Aangepaste kledingeisen praktijkexamen motor per 1 mei 2024

AANGEPASTE KLEDINGEISEN PRAKTIJKEXAMEN MOTOR PER 1 MEI 2024


Het dragen van een helm met vizier of bril wordt verplicht vanaf 1 mei 2024 voor kandidaten bij een motorpraktijkexamen. Ook zijn er aanvullende eisen opgesteld zodat duidelijker is waar een beschermende uitrusting aan moet voldoen.


WAT MERK JE HIERVAN BIJ EEN PRAKTIJKEXAMEN MOTOR?
Vanaf 1 mei 2024 kun je verwachten dat de examinator tijdens het ontvangstgesprek met je in gesprek gaat over je uitrusting. De examinator beoordeelt jouw uitrusting op het oog. Daarnaast kan de examinator vragen aan je stellen. Zo kan hij bijvoorbeeld vragen of je kleding protectoren heeft. De examinator kan je ook wijzen op je eigen verantwoordelijkheid om een uitrusting te dragen die voldoende bescherming biedt. Er wordt niet gereden als jouw uitrusting volgens het oordeel van de examinator niet aan de gestelde eisen voldoet.


WELKE KLEDING MOET JE AAN?
Voor de uitrusting (helm, schoeisel, handschoenen en kleding) geldt dat deze een redelijke mate van bescherming moet bieden, ook tegen en/of rekening houdende met de heersende, dan wel redelijkerwijs te verwachten (weers)omstandigheden. Deze bescherming is zodanig dat bij (onvoorzien) contact met het wegdek of de motor (bv. de uitlaat) niet direct letsel ontstaat.
Voor motorexamens en -toetsen heb je daarom de volgende uitrusting aan:

- Een goedgekeurde (ECE-keurmerk) en goedpassende motorhelm met vizier en sluiting om deze op het hoofd te bevestigen. Een goedgekeurde helm met sluiting, maar zonder vizier wordt toegestaan wanneer een (zonne)bril wordt gedragen;
- Stevige schoenen, die tenminste de enkels bedekken en beschermen;- Handschoenen, die de hand en pols volledig bedekken en beschermen;
- Een broek, die de benen volledig bedekt en beschermt;
- Een jas, die het bovenlichaam en de armen volledig bedekt en beschermt.

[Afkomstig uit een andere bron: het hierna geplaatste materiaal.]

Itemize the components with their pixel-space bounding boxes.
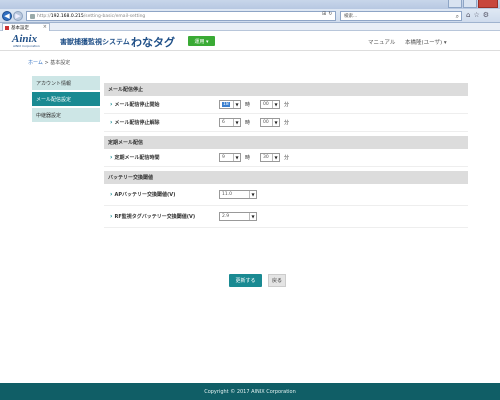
url-path: /setting-basic/email-setting (83, 13, 146, 19)
row-ap-battery: APバッテリー交換閾値(V) 11.0 ▼ (104, 184, 468, 206)
sidebar-item-account[interactable]: アカウント情報 (32, 76, 100, 90)
url-host: 192.168.0.215 (50, 13, 84, 19)
ap-battery-label: APバッテリー交換閾値(V) (110, 191, 175, 198)
row-mail-stop-end: メール配信停止解除 6 ▼ 時 00 ▼ 分 (104, 114, 468, 132)
row-mail-stop-start: メール配信停止開始 18 ▼ 時 00 ▼ 分 (104, 96, 468, 114)
brand-name: わなタグ (131, 36, 175, 49)
mail-stop-end-label: メール配信停止解除 (110, 119, 159, 126)
page-icon (30, 13, 35, 19)
row-rf-battery: RF監視タグバッテリー交換閾値(V) 2.9 ▼ (104, 206, 468, 228)
chevron-down-icon: ▼ (249, 213, 256, 220)
address-bar[interactable]: http:// 192.168.0.215 /setting-basic/ema… (26, 11, 336, 21)
minute-unit: 分 (284, 120, 290, 126)
operate-menu-button[interactable]: 運用 ▾ (188, 36, 215, 46)
selected-value: 6 (222, 120, 225, 125)
back-button[interactable]: 戻る (268, 274, 286, 287)
browser-toolbar-icons: ⌂ ☆ ⚙ (466, 11, 489, 19)
breadcrumb-current: 基本設定 (50, 60, 71, 66)
section-battery-threshold: バッテリー交換閾値 (104, 171, 468, 184)
browser-search-input[interactable]: 検索... ⌕ (340, 11, 462, 21)
home-icon[interactable]: ⌂ (466, 11, 470, 19)
settings-form: メール配信停止 メール配信停止開始 18 ▼ 時 00 ▼ 分 メール配信停止解… (104, 83, 468, 228)
refresh-icon[interactable]: ↻ (328, 11, 332, 17)
chevron-down-icon: ▼ (272, 101, 279, 108)
chevron-down-icon: ▼ (233, 119, 240, 126)
section-periodic-mail: 定期メール配信 (104, 136, 468, 149)
breadcrumb-home[interactable]: ホーム (28, 60, 43, 66)
back-arrow-icon[interactable]: ◀ (2, 11, 12, 21)
user-menu[interactable]: 本橋隆(ユーザ) ▾ (405, 38, 447, 46)
breadcrumb: ホーム > 基本設定 (28, 59, 70, 66)
search-placeholder: 検索... (344, 14, 358, 19)
tab-title: 基本設定 (11, 25, 29, 31)
selected-value: 2.9 (222, 214, 230, 219)
minute-unit: 分 (284, 155, 290, 161)
minute-unit: 分 (284, 102, 290, 108)
hour-unit: 時 (245, 102, 251, 108)
manual-link[interactable]: マニュアル (368, 38, 395, 46)
chevron-down-icon: ▼ (249, 191, 256, 198)
star-icon[interactable]: ☆ (473, 11, 479, 19)
tab-bar: 基本設定 × (0, 23, 500, 31)
chevron-down-icon: ▼ (272, 154, 279, 161)
section-mail-stop: メール配信停止 (104, 83, 468, 96)
selected-value: 9 (222, 155, 225, 160)
hour-unit: 時 (245, 155, 251, 161)
periodic-min-select[interactable]: 30 ▼ (260, 153, 280, 162)
logo-subtitle: AINIX Corporation (13, 44, 40, 48)
update-button[interactable]: 更新する (229, 274, 262, 287)
selected-value: 30 (263, 155, 269, 160)
selected-value: 00 (263, 102, 269, 107)
forward-arrow-icon[interactable]: ▶ (13, 11, 23, 21)
mail-stop-end-min-select[interactable]: 00 ▼ (260, 118, 280, 127)
mail-stop-end-hour-select[interactable]: 6 ▼ (219, 118, 241, 127)
footer: Copyright © 2017 AINIX Corporation (0, 383, 500, 400)
mail-stop-start-label: メール配信停止開始 (110, 101, 159, 108)
chevron-down-icon: ▼ (233, 101, 240, 108)
copyright-text: Copyright © 2017 AINIX Corporation (204, 388, 296, 395)
selected-value: 18 (222, 102, 230, 107)
selected-value: 11.0 (222, 192, 233, 197)
window-titlebar (0, 0, 500, 9)
system-name: 害獣捕獲監視システム (60, 38, 130, 46)
minimize-icon[interactable] (448, 0, 462, 8)
address-tools: ⊞ ↻ (322, 11, 332, 17)
mail-stop-start-min-select[interactable]: 00 ▼ (260, 100, 280, 109)
periodic-time-label: 定期メール配信時間 (110, 154, 159, 161)
mail-stop-start-hour-select[interactable]: 18 ▼ (219, 100, 241, 109)
periodic-hour-select[interactable]: 9 ▼ (219, 153, 241, 162)
favicon-icon (5, 25, 9, 30)
close-window-icon[interactable] (478, 0, 498, 8)
gear-icon[interactable]: ⚙ (483, 11, 489, 19)
rf-battery-select[interactable]: 2.9 ▼ (219, 212, 257, 221)
chevron-down-icon: ▼ (233, 154, 240, 161)
window-controls (448, 0, 498, 9)
form-actions: 更新する 戻る (229, 274, 286, 287)
search-icon[interactable]: ⌕ (456, 13, 459, 21)
app-header: Ainix AINIX Corporation 害獣捕獲監視システム わなタグ … (0, 31, 500, 51)
ainix-logo[interactable]: Ainix (12, 34, 37, 45)
browser-navbar: ◀ ▶ http:// 192.168.0.215 /setting-basic… (0, 9, 500, 23)
row-periodic-time: 定期メール配信時間 9 ▼ 時 30 ▼ 分 (104, 149, 468, 167)
tab-close-icon[interactable]: × (43, 24, 47, 30)
hour-unit: 時 (245, 120, 251, 126)
sidebar-item-relay-settings[interactable]: 中継器設定 (32, 108, 100, 122)
maximize-icon[interactable] (463, 0, 477, 8)
page: Ainix AINIX Corporation 害獣捕獲監視システム わなタグ … (0, 31, 500, 400)
settings-sidebar: アカウント情報 メール配信設定 中継器設定 (32, 76, 100, 124)
compat-view-icon[interactable]: ⊞ (322, 11, 326, 17)
sidebar-item-mail-settings[interactable]: メール配信設定 (32, 92, 100, 106)
ap-battery-select[interactable]: 11.0 ▼ (219, 190, 257, 199)
rf-battery-label: RF監視タグバッテリー交換閾値(V) (110, 213, 195, 220)
url-protocol: http:// (37, 13, 51, 19)
selected-value: 00 (263, 120, 269, 125)
chevron-down-icon: ▼ (272, 119, 279, 126)
tab-basic-settings[interactable]: 基本設定 × (2, 23, 50, 31)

Voor de beschermende kleding, handschoenen en schoeisel geldt daarnaast dat deze in ieder geval wordt toegelaten als deze aangepast is aan de heersende dan wel redelijkerwijs te verwachten (weers)omstandigheden en:
1. Speciaal bedoeld is voor motorrijders;
2. Voorzien is van protectoren; én
3. CE gecertificeerd is.


Voldoet de kleding niet (geheel) aan deze drie eisen, dan moet op het eerste gezicht aannemelijk zijn dat de kleding onder de te verwachten (weers)omstandigheden voldoende bescherming kan bieden bij (onvoorzien) contact met het wegdek of de motor (bv. de uitlaat, of schakel- en rempedaal) zodat niet direct letsel ontstaat. Het CBR kan geen garanties afgeven ten aanzien van deze bescherming. De kandidaat aanvaardt zelf de risico’s van het niet voldoen aan de eisen.


De examinator controleert en bepaalt of je de juiste uitrusting aan hebt om aan het praktijkexamen motor deel te nemen.


Een aantal voorbeelden van NIET toegestane uitrusting zijn:
- Onvoldoende warme kleding bij kou (op basis van de gevoelstemperatuur);
- Een motorhelm met een zichtbare breuk in de helm of wanneer een helm te groot is en voor de ogen zakt;
- Schoeisel van stof, met een uitrekbare band of met onvoldoende bescherming rondom de enkel (zoals Chelsea boots of allstars);
- Een spijkerbroek zonder slijtvast materiaal (zoals kevlar, Cordura of Twaron).